ID: Who inspires you the most?
PZ: Marina Abramovic, James Turrell, Tadao Ando and my artist friends and teammates. It’s incredible to see how much inspiration is around us and how easy it is to get lost in it now with all the social media.
ID: Tell me about Trans Studio, the dazzling immersive show you put together for the Trans Studio Cibubur amusement park in Indonesia. You even hand-crafted the costumes for the show. What was the most challenging part about this show?
PZ: I referred this question to the producer of the project Yana Zakharova: The most challenging part was to connect the real actors and virtual heroes. We had built the real stage in Moscow during the content production period to check how it works and then changed and rebuilt a lot of things after it. It also required many hours of rehearsals on-site. And of course, the main task for us was to create an amazing journey for people of all ages, a blockbuster for an amusement park. At the end we did turn the show into the consistent 25-minute wow-effect.

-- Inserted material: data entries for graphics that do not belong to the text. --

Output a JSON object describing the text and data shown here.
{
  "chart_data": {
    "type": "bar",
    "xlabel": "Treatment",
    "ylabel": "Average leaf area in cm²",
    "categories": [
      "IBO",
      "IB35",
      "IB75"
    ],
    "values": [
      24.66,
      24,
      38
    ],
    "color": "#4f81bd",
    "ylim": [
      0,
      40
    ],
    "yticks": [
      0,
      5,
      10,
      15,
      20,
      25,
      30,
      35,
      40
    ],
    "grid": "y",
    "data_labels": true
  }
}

ID: The word “Instagrammable” has become a big buzzword in the industry. How do you approach that in your work?
PZ: We definitely consider IG moments but in terms of live events the whole project shouldn’t be solely formed around them unless there is a certain request for it where the streaming is bigger than live (and we have faced this situation a couple of times). Now with the quarantine life, “instagrammable” has added meanings—I feel like we are tapping into digital more than ever.
ID: What is your take on immersive experiences? Are they overrated?
PZ: The ‘immersive experiences’ are not overrated when they are done well. It’s such a theatrical moment. Unfortunately, most of the time I feel the execution could be better.
ID: How is the coronavirus crisis going to change the way we experience immersive content?
PZ: I think it will add new layers. Live events won’t go away but we will definitely be affected by certain limitations and I think even more in a physiological way of sociability in public spaces—have you already noticed when you watch a film, for example, how strange is to see someone shaking hands on the screen?